Alas, it was not to be: I continue not to get it. All around me my colleagues – people whose palates and opinions I respect – were tasting with pleasure and even enthusiasm, while I made notes like “blah,” “characterless,” “harsh tannins,” “how much?!” I don’t claim to have an infallible palate – nobody does, whatever the PR might suggest – but I do have a fairly decent one. And I’m a habitual Barolo drinker, so I know about tannins. So I have to ask myself, What is the disconnect here? What is keeping me from enjoying these wines?
It isn’t the grape, that’s for sure: I learned wines on Bordeaux, and I still love it. But it is true that over the years I have encountered increasing instances of over-aggressive Cabernet, and not just from California. It is certainly a possibility that what’s putting me off is what California soils and climates – and maybe California winemaking techniques – do to and with Cabernet. Certainly the kind of ripenesses that California vineyards routinely achieve were farfetched dreams in Bordeaux in pre-global warming days, when I formed my ideas of what a wine should be.

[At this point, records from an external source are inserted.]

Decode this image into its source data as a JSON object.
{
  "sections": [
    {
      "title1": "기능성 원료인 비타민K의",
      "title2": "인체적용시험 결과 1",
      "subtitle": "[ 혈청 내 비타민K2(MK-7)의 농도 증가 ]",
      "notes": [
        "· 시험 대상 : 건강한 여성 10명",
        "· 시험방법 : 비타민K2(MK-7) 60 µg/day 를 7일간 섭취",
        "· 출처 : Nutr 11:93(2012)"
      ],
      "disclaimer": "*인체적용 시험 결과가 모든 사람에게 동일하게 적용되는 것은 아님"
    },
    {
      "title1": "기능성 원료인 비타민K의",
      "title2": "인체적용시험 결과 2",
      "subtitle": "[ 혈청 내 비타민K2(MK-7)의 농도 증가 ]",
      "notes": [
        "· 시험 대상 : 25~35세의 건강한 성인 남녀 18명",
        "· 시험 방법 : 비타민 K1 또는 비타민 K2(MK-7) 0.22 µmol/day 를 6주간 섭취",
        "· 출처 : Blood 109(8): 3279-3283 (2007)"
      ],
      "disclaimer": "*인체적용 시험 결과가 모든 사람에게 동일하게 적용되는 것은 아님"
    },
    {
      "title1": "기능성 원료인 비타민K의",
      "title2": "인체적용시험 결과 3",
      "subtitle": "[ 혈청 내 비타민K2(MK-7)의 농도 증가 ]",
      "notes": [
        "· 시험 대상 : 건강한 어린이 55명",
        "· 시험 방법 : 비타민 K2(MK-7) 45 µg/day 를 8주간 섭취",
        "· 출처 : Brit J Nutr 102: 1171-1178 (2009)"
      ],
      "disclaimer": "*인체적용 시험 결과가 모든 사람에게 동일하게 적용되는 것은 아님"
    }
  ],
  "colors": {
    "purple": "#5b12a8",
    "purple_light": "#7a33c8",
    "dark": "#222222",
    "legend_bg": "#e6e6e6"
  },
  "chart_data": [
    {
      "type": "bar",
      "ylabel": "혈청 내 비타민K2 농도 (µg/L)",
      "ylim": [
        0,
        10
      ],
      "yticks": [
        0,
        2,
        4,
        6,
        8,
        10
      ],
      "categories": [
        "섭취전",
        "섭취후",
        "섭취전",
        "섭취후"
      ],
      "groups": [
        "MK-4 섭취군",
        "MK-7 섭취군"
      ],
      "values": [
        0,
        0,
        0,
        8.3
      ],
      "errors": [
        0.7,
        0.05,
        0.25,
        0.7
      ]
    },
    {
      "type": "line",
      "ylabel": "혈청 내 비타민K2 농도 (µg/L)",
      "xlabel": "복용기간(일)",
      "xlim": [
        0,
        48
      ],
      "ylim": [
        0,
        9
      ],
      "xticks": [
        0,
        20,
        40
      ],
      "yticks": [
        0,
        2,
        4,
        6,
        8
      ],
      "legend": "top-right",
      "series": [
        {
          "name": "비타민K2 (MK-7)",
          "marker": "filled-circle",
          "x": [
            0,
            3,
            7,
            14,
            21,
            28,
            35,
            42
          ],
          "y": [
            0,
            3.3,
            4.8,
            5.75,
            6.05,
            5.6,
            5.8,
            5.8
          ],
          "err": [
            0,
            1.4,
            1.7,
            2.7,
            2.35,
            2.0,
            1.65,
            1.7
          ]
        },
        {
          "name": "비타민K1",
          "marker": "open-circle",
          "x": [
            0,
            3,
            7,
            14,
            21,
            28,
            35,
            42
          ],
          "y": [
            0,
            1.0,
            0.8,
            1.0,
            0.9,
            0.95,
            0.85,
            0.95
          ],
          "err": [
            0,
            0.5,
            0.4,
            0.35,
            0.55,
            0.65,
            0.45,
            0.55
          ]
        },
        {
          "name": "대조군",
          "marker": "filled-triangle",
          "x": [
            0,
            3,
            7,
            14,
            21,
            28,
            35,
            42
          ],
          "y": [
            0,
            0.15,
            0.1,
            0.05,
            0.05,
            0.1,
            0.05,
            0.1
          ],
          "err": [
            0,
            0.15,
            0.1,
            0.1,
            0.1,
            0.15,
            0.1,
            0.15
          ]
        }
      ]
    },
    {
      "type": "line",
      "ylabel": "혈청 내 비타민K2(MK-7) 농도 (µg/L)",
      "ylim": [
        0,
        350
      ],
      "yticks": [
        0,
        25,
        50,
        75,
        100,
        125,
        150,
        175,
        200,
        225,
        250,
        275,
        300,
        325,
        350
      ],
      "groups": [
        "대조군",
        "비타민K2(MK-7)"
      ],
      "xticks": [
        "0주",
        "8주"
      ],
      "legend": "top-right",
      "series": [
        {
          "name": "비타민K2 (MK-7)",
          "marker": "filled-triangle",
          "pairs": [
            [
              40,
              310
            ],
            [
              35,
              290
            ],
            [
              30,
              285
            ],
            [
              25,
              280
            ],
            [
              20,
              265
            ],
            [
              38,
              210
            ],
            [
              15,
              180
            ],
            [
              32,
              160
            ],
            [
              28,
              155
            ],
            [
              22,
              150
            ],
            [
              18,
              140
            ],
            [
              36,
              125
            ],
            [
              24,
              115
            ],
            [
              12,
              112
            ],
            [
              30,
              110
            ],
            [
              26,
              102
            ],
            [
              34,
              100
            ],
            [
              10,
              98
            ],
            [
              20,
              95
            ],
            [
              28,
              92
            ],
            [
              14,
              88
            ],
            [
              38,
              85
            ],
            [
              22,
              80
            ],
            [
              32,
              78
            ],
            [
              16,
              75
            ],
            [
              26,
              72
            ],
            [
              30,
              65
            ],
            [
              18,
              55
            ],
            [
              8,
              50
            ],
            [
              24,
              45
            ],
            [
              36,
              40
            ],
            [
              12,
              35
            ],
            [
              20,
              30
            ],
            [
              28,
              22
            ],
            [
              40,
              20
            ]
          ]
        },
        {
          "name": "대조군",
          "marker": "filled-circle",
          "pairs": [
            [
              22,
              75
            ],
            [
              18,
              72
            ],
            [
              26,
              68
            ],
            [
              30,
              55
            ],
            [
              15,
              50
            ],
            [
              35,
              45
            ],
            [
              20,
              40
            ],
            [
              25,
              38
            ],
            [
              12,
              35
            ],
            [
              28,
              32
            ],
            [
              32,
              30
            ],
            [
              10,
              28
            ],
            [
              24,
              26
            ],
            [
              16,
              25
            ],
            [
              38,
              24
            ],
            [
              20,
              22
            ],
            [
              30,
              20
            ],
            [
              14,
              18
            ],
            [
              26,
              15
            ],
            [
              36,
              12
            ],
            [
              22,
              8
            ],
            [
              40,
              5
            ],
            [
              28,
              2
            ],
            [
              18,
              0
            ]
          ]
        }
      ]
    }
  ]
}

Perhaps I’m stuck with an outmoded notion of wine in general and Cabernet in particular – but what I’ve observed of Cabernet in Italy (and increasingly in Bordeaux) leads me to think that warmer is emphatically not better for this variety.
Which leads me to my major heresy, which will probably end up getting me drummed out of the corps and sent into outer darkness, where I will be forced to drink Sterno strained through an old gym sock: I have long thought that, though California’s wine-producing potential is fantastic, its growers are by and large working with the wrong grapes. I don’t think they have yet found the right grapes for the right places, and they won’t as long as they continue pooh-poohing the idea of terroir. They probably need a few centuries of Cistercians working the land in silence and keeping meticulous records before they discover what varieties will actually work best – and that, of course, is not going to happen.
In the meanwhile, I don’t really believe that Cabernet sauvignon ought to be the variety that California growers count on. I don’t think it does its best there, and I think many other varieties can and will give much better results – especially now, with the climate changing in the ways it is. I don’t believe, however, that the vineyard situation is going to change any time soon, because winemaking has become almost totally market-driven, and the market wants Cabernet – or thinks it wants Cabernet, or is told it wants Cabernet. Unfortunately, for me, I only drink and taste with my own mouth – and I don’t want Cabernet.
Turn me over: I’m done on this side.